Dika adalah murid yang cerdas, dan pintar. Walau cerdas dan pintar dia tidak sombong terhadap prestasi yang pernah ia capai. Beda dengan Kika, dia adalah anak yang pandai dan sombong.
Pada suatu hari, Bu Erli memberikan ulangan matematika semua anak nampak tidak sabar untuk mengerjakan soal itu. “Pasti gampang” kata Kika dalam hati dengan sombong. Bu Erli pun membagikan soal ulangan. Setelah itu, semua anak mengerjakannya dengan tertib dan tenang. Suasana kelas pun menjadi tenang. Setalah menunggu beberapa jam semua anak nampaknya sudah selesai mengerjakan ulangan, Bu Erli pun mengumpulkan kertas hasil ulangan matematika.
“Pasti aku akan mendapat nilai 100.” kata Kika dengan sombong di hadapan Dika. “Kika, jangan soombong dulu kamu, belum tentu kamu mendapat nilai 100. Kalau kamu tidak mendapat nilai 100 bagaimana? kesal kan?” tanya Dika.
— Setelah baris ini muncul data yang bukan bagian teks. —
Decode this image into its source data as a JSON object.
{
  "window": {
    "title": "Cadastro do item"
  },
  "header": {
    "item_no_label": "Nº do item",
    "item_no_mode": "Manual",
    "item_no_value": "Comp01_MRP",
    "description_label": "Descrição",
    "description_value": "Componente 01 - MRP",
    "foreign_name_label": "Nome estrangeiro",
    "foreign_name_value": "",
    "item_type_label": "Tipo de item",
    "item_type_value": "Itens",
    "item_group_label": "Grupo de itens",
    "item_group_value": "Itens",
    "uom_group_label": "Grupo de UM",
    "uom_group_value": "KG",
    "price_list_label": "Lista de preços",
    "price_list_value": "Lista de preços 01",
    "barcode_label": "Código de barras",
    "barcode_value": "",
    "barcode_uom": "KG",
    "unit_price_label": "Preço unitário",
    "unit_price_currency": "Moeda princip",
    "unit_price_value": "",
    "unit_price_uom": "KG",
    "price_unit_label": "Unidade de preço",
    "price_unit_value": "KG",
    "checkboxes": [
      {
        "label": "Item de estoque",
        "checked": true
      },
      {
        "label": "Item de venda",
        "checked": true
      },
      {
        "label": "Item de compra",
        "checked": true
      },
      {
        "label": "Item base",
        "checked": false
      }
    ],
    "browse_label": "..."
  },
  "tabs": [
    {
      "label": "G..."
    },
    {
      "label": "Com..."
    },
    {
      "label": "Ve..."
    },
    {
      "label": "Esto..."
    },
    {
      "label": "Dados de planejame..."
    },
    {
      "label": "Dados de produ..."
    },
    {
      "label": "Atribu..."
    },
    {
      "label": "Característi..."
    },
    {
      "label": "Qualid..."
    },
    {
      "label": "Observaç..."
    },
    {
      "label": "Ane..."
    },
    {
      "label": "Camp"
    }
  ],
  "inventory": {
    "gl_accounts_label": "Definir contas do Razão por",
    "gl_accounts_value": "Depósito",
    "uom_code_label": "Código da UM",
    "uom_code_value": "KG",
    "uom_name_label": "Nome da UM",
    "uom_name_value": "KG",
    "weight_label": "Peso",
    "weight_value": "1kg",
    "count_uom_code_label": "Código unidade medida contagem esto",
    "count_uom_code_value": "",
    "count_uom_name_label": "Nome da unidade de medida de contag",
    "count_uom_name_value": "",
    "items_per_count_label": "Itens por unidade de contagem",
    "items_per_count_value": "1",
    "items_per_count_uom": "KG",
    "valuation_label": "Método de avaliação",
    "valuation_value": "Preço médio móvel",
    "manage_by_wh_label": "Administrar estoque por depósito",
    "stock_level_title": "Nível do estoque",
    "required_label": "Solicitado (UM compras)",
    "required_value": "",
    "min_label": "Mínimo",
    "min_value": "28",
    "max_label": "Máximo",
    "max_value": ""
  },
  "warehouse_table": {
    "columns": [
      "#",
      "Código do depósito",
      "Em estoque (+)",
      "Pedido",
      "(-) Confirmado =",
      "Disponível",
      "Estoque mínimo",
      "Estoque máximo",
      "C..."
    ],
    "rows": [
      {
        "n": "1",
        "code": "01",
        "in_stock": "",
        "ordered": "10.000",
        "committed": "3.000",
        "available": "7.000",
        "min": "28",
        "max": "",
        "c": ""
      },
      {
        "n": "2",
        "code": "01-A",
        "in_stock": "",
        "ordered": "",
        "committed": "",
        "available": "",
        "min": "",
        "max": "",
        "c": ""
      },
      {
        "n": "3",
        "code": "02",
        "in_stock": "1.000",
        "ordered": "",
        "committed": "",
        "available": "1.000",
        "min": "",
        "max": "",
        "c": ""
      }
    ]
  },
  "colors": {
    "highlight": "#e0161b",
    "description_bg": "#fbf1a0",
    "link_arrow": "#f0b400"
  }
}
Kika hanya terdiam dan menginggalkan kelas.
Sekarang Bu Erli akan membagikan hasil ulangan matematika. Semu anak tidak sabar untuk mengetahui hasil ulangannya. Saat Dika mendapat hasilnya, ia melihat di kertas ulangannya tertulis nilai 100 di atasnya. Dika pun bangga dengan hasil kerja kerasnya sendiri. Sedangakan Kika, melihat nilainya yang mendapatkan nilai 70, dia pun kecewa dengan hasilnya. Dia merasa malu sekarang dengan Dika, karena dia terlalu percaya diri untuk mendapatkan nilai 100.
“Bagaimana Kika?” tanya Dika dengan heran, “aku mendapat nilai 70 Dika.” jawab Kika dengan kesal, “makannya jadi orang jangan sombong dulu dong Kika” sahut Dika sambil tersenyum. Kika merasa kesal dengan perbuatannya selama ini, ia pun mulai merubah sikapnya yang sombong itu. Berkat Dika, ia tahu apa yang harus ia lakukan untuk meraih nilai yang bagus.